There is a smaller signal worth holding onto. The gains are not zero for everyone. The Bank of Korea found larger effects for less-experienced workers, an equalizing pattern, and the corroborating research consistently finds real output gains among the self-employed, professionals, and younger workers, the people whose pay is tied directly to what they produce. Where the incentive to convert exists, the conversion happens. That is the tell. The paradox is not a property of AI. It is a property of how most jobs are paid.
For anyone weighing the spend, this reframes the question. The cost side of AI is increasingly knowable: the AI model tracker and the cost-per-task calculator cover what the underlying models actually cost to run. The return side is the open question, and the Korean data says the return is currently being paid out in shorter workdays, not bigger output. That is a real benefit to workers. It is just not the benefit the capital was underwriting.
It also helps explain a pattern visible on the map of who uses AI most. South Korea is one of the countries that uses AI far more than its income predicts, which is precisely why it is the right place to measure the payoff first. The usage is there. The output dividend, for now, is not.
Frequently asked questions
- Does AI save time at work?
- Yes. The Bank of Korea found generative AI cuts working time by about 3.8%, roughly 1.5 hours a week per worker who uses it. The time saving is real and consistent across multiple studies. The open question is what happens to the saved time, not whether it exists.
- Why don't AI time savings turn into more output?

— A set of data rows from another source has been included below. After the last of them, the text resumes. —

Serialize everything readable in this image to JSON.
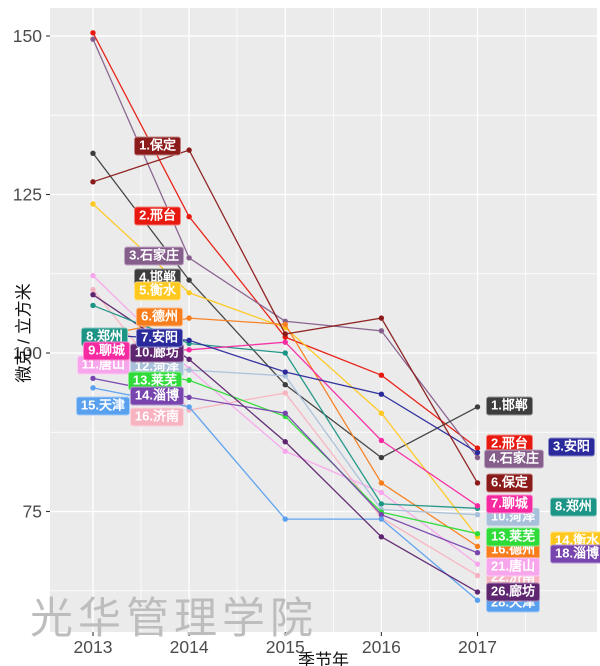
{
  "watermark": "光华管理学院",
  "chart_data": {
    "type": "line",
    "title": "",
    "xlabel": "季节年",
    "ylabel": "微克 / 立方米",
    "x": [
      2013,
      2014,
      2015,
      2016,
      2017
    ],
    "x_tick_labels": [
      "2013",
      "2014",
      "2015",
      "2016",
      "2017"
    ],
    "y_ticks": [
      75,
      100,
      125,
      150
    ],
    "ylim": [
      56,
      154.5
    ],
    "grid": true,
    "panel_bg": "#EBEBEB",
    "grid_color": "#FFFFFF",
    "axis_text_color": "#4c4c4c",
    "series": [
      {
        "key": "xingtai",
        "name": "邢台",
        "color": "#E8190F",
        "values": [
          150.5,
          121.5,
          102.5,
          96.5,
          85
        ],
        "left_label": {
          "text": "2.邢台",
          "px": [
            181,
            216
          ],
          "side": "left"
        },
        "right_label": {
          "text": "2.邢台",
          "px": [
            486,
            444
          ],
          "side": "right"
        }
      },
      {
        "key": "shijiazhuang",
        "name": "石家庄",
        "color": "#865E8C",
        "values": [
          149.5,
          115,
          105,
          103.5,
          83.5
        ],
        "left_label": {
          "text": "3.石家庄",
          "px": [
            184,
            256
          ],
          "side": "left"
        },
        "right_label": {
          "text": "4.石家庄",
          "px": [
            484,
            459
          ],
          "side": "right"
        }
      },
      {
        "key": "handan",
        "name": "邯郸",
        "color": "#3D3D3D",
        "values": [
          131.5,
          111.5,
          95,
          83.5,
          91.5
        ],
        "left_label": {
          "text": "4.邯郸",
          "px": [
            181,
            278
          ],
          "side": "left"
        },
        "right_label": {
          "text": "1.邯郸",
          "px": [
            486,
            406
          ],
          "side": "right"
        }
      },
      {
        "key": "hengshui",
        "name": "衡水",
        "color": "#FFC81E",
        "values": [
          123.5,
          109.5,
          104,
          90.5,
          71
        ],
        "left_label": {
          "text": "5.衡水",
          "px": [
            181,
            291
          ],
          "side": "left"
        },
        "right_label": {
          "text": "14.衡水",
          "px": [
            550,
            541
          ],
          "side": "right"
        }
      },
      {
        "key": "dezhou",
        "name": "德州",
        "color": "#F87E1D",
        "values": [
          102.5,
          105.5,
          104.5,
          79.5,
          69.5
        ],
        "left_label": {
          "text": "6.德州",
          "px": [
            183,
            317
          ],
          "side": "left"
        },
        "right_label": {
          "text": "16.德州",
          "px": [
            486,
            550
          ],
          "side": "right"
        }
      },
      {
        "key": "jinan",
        "name": "济南",
        "color": "#F8B3C0",
        "values": [
          110,
          91,
          93.7,
          74,
          64.9
        ],
        "left_label": {
          "text": "16.济南",
          "px": [
            184,
            417
          ],
          "side": "left"
        },
        "right_label": {
          "text": "22.济南",
          "px": [
            486,
            578
          ],
          "side": "right"
        }
      },
      {
        "key": "tangshan",
        "name": "唐山",
        "color": "#F8A6EC",
        "values": [
          112.2,
          97.5,
          84.5,
          78,
          66.7
        ],
        "left_label": {
          "text": "11.唐山",
          "px": [
            130,
            365
          ],
          "side": "left"
        },
        "right_label": {
          "text": "21.唐山",
          "px": [
            486,
            567
          ],
          "side": "right"
        }
      },
      {
        "key": "heze",
        "name": "菏泽",
        "color": "#A8C0DA",
        "values": [
          99.5,
          97.3,
          96.4,
          75.3,
          74.5
        ],
        "left_label": {
          "text": "12.菏泽",
          "px": [
            184,
            367
          ],
          "side": "left"
        },
        "right_label": {
          "text": "10.菏泽",
          "px": [
            486,
            517
          ],
          "side": "right"
        }
      },
      {
        "key": "laiwu",
        "name": "莱芜",
        "color": "#2EDB38",
        "values": [
          98,
          95.7,
          90,
          74.9,
          71.5
        ],
        "left_label": {
          "text": "13.莱芜",
          "px": [
            182,
            381
          ],
          "side": "left"
        },
        "right_label": {
          "text": "13.莱芜",
          "px": [
            486,
            537
          ],
          "side": "right"
        }
      },
      {
        "key": "zibo",
        "name": "淄博",
        "color": "#7845AE",
        "values": [
          96,
          93,
          90.5,
          74.5,
          68.5
        ],
        "left_label": {
          "text": "14.淄博",
          "px": [
            184,
            396
          ],
          "side": "left"
        },
        "right_label": {
          "text": "18.淄博",
          "px": [
            550,
            554
          ],
          "side": "right"
        }
      },
      {
        "key": "tianjin",
        "name": "天津",
        "color": "#59A0EE",
        "values": [
          94.5,
          91.5,
          73.8,
          73.8,
          61
        ],
        "left_label": {
          "text": "15.天津",
          "px": [
            130,
            406
          ],
          "side": "left"
        },
        "right_label": {
          "text": "28.天津",
          "px": [
            486,
            603
          ],
          "side": "right"
        }
      },
      {
        "key": "langfang",
        "name": "廊坊",
        "color": "#5E2570",
        "values": [
          109.2,
          99,
          86,
          71,
          62.3
        ],
        "left_label": {
          "text": "10.廊坊",
          "px": [
            184,
            353
          ],
          "side": "left"
        },
        "right_label": {
          "text": "26.廊坊",
          "px": [
            486,
            592
          ],
          "side": "right"
        }
      },
      {
        "key": "zhengzhou",
        "name": "郑州",
        "color": "#1C9486",
        "values": [
          107.5,
          101.5,
          100,
          76.2,
          75.5
        ],
        "left_label": {
          "text": "8.郑州",
          "px": [
            128,
            337
          ],
          "side": "left"
        },
        "right_label": {
          "text": "8.郑州",
          "px": [
            550,
            507
          ],
          "side": "right"
        }
      },
      {
        "key": "liaocheng",
        "name": "聊城",
        "color": "#F72AA2",
        "values": [
          100.2,
          100.5,
          101.7,
          86.2,
          75.9
        ],
        "left_label": {
          "text": "9.聊城",
          "px": [
            130,
            351
          ],
          "side": "left"
        },
        "right_label": {
          "text": "7.聊城",
          "px": [
            486,
            504
          ],
          "side": "right"
        }
      },
      {
        "key": "anyang",
        "name": "安阳",
        "color": "#2A2A9C",
        "values": [
          103,
          102,
          97,
          93.5,
          84.3
        ],
        "left_label": {
          "text": "7.安阳",
          "px": [
            183,
            338
          ],
          "side": "left"
        },
        "right_label": {
          "text": "3.安阳",
          "px": [
            548,
            447
          ],
          "side": "right"
        }
      },
      {
        "key": "baoding",
        "name": "保定",
        "color": "#8B1A1A",
        "values": [
          127,
          132,
          103,
          105.5,
          79.5
        ],
        "left_label": {
          "text": "1.保定",
          "px": [
            181,
            146
          ],
          "side": "left"
        },
        "right_label": {
          "text": "6.保定",
          "px": [
            486,
            483
          ],
          "side": "right"
        }
      }
    ]
  }
}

- Three reasons. Faster output invites more output, so people produce more reports rather than more value (a Jevons effect). Rework on AI output eats a chunk of the savings. And most workers have no pay incentive to convert saved time into extra production, so they bank it as shorter effective workdays.
- Is the AI productivity paradox permanent?
- Probably not. It mirrors the 1980s Solow paradox, when computers were everywhere except in the productivity statistics until the late 1990s, after work was redesigned around them. The Bank of Korea argues the gap closes once organizations restructure work and tie pay to output, not when models get better.
- Which workers actually see productivity gains from AI?
- The ones whose pay is tied to output. Research consistently finds real gains among the self-employed, professionals, and younger or less-experienced workers, while salaried employees in rigid structures tend to bank the saved time as leisure rather than extra output.
Sources
- Suh, D., Oh, S., and Kim, M. (2025). Rapid Adoption of Artificial Intelligence and Its Productivity Effects: The Case of Korea. BOK Issue Note 2025-22, Bank of Korea. bok.or.kr
- Suh, D., Oh, S., and Yoon, J. (2026). Does AI Adoption Improve Productivity? Effects Over the First Three Years. BOK Issue Note 2026-12, Bank of Korea. bok.or.kr
- Suh, D., and Oh, S. (2026). Generative AI and the Reallocation of Time: Productivity, Leisure, and Fulfilling Work (preprint). arXiv:2602.12695. arxiv.org
- National Bureau of Economic Research (2026). Artificial Intelligence, Productivity, and the Workforce: Evidence from Corporate Executives (working paper, not peer-reviewed). NBER Working Paper 34984. nber.org
- California Management Review (2025). Seven Myths about AI and Productivity: What the Evidence Really Says. UC Berkeley Haas. cmr.berkeley.edu
- Boston Consulting Group (2026). AI at Work: Why Strategy Matters More Than Tools (fourth edition, June 2026). bcg.com
- Workday (2026). Beyond Productivity: Measuring the Real Value of AI (research fielded by Hanover Research, November 2025). newsroom.workday.com
- Solow, R. (1987). We’d Better Watch Out. New York Times Book Review, July 12, 1987 (origin of the productivity-paradox quotation).